やはり、ここは後でアーシャルに何でもしてやるとして、今回だけは納得してもらおう。
「なあ、アーシャル。冬休みのことなんだが――」
「嫌だよ」
けれど、あっさりと返されてしまう。
「でも、ちょっと顔を出すだけだから。お前が嫌なら、日帰りで戻ってくるし」
「日帰りって言っても、ここからカルムまでなら、普通の馬車なら二日はかかる距離じゃないか。往復で四日もかけて、僕から離れている間にまた死導屍とかいう化け物に襲われたらどうするんだよ!?」
おおっ! まだ火竜の真紅の目は収まっていなかったらしい。俺の前で、一瞬で色を変えたその瞳に、俺は少し腰が引けながら必死に言葉を探す。

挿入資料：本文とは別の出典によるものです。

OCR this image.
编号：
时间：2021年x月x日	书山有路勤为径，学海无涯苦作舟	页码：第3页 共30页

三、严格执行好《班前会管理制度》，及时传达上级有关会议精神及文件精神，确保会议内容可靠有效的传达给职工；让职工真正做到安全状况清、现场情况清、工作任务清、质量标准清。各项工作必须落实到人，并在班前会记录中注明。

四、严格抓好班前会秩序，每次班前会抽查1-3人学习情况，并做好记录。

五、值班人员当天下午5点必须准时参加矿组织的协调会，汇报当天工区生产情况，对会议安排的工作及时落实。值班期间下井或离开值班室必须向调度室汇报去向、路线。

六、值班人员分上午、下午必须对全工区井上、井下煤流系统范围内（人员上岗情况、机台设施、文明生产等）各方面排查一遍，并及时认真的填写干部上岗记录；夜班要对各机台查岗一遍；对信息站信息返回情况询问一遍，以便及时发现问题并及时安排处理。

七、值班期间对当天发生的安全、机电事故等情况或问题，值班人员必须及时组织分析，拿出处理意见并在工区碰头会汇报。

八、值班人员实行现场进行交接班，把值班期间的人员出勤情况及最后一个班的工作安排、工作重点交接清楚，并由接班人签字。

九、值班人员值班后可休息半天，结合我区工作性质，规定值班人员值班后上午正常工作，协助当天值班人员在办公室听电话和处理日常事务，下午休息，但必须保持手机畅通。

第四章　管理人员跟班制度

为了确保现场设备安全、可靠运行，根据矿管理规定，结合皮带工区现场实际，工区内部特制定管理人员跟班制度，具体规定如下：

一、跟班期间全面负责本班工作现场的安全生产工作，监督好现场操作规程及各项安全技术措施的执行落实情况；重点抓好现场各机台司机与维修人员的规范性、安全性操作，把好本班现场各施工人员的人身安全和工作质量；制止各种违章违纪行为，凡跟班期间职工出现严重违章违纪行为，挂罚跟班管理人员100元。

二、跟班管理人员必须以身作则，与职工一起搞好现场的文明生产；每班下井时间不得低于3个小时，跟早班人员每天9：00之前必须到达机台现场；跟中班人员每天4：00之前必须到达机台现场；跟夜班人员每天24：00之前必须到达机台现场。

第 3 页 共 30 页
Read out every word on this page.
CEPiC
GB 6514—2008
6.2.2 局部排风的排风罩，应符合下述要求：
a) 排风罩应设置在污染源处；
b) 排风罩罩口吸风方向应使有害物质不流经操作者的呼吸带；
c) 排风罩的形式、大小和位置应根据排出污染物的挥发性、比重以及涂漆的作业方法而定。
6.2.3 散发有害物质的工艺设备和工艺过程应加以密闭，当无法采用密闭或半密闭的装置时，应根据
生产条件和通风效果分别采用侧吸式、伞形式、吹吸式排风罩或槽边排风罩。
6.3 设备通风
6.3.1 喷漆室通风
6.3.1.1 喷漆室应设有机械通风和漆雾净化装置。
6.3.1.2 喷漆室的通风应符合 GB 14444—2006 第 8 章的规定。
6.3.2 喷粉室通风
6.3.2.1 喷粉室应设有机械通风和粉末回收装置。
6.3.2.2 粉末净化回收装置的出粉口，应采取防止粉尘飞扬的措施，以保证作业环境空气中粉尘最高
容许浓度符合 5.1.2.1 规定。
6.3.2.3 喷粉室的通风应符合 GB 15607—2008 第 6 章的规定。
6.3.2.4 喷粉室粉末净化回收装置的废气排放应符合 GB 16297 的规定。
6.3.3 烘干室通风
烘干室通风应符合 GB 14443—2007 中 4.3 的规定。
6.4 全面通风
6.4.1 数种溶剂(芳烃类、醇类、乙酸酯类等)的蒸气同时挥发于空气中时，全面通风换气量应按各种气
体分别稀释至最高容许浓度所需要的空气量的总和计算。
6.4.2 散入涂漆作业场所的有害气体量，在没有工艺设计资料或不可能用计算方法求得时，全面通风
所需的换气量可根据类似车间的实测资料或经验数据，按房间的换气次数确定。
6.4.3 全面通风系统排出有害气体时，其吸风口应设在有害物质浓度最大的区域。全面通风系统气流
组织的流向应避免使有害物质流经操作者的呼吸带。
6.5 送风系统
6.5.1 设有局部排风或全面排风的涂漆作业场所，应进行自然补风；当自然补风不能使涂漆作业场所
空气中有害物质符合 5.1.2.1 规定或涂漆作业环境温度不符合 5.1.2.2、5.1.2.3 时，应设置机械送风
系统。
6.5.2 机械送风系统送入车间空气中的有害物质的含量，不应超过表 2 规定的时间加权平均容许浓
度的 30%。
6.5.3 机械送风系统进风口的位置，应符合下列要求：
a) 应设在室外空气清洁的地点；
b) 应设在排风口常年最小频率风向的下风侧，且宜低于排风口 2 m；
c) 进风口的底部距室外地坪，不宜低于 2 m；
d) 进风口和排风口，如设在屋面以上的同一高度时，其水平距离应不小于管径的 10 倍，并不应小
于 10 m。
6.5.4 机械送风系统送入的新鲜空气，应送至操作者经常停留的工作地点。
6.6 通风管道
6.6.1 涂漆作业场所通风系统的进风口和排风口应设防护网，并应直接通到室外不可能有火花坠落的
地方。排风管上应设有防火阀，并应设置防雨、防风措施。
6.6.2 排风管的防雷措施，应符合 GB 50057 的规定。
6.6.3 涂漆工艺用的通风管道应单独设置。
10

「で、でもな。あの化け物に襲われたのは全部ここの王都だし、それならむしろ故郷の方が安全かもしれないし」
「しれない!? それでまた僕をおいていなくなる気!? その人間の体が、もし死んだらどうする気なんだよ! ここなら、僕もナディリオンもいるのに!」
そのアーシャルの口から飛び出した名前に、つい口を尖らせてしまう。
「お前は、なんでそんなにあいつを信用するんだよ?」
けれど、アーシャルはばんと教科書を横の棚においた。
「そんなの勝手にいなくなったりした前科がないからさ!」
こいつ、完全に嫌なところをついてくるな。
その人の弱みを攻める手口は、さすが俺の弟と内心舌打ちをする。
けれど、アーシャルはそのまま部屋の扉へと向かうと、まだ赤く染まった瞳で振り返る。
「とにかく! もし兄さんが、無理に人間の家族の所へ帰ろうとするのなら、僕はオーガに頼んで檻を作ってもらって、ドワーフの鎖でそこに閉じ込めるからね!」
そう叫ぶと、ばんと扉を閉められた。
―-ああ、もう!
交換条件を出す暇もない。聞く耳を持たないとはこういうことを言うのだろう。
アーシャルが出て行った廊下からは、突然飛び出してきた相手に驚いているような声が響いていたが、すぐにもうじき開かれる寮の送別会の話を楽しそうにしている。
――まったく! 言い出したら、聞かないんだから!
幼い頃から、あの駄々ごねには俺も父さんもどれだけ苦労してきたかわからない。
ああ、イライラする。
――だけど。
と、俺は髪を掻き毟っていた手を止めて、瞳をあげた。
――アーシャルのことも問題だが、取りあえず今は早急にしないといけないことがある!
そう俺は瞳をあげると、数日使うことのなかった剣を持ち、部屋を出た。
そして、木でできた長い寮の廊下を歩くと、ゆっくりと二階の一番奥の扉を叩く。
「はい?」
不思議そうにその音に出てきたよく知る後輩の首元に、俺は突然剣を突き立てた。
突然の輝く刃に、相手がごくりと息を呑んでいるのが見える。
「頼みがある」
「頼み?」
おう、物騒な頼みごとで悪いな。だけど、後で俺の八つ当たりを喰らうよりは多分百倍もましなはずだと、俺は後輩の首元に突きつけた剣の側で薄く笑った。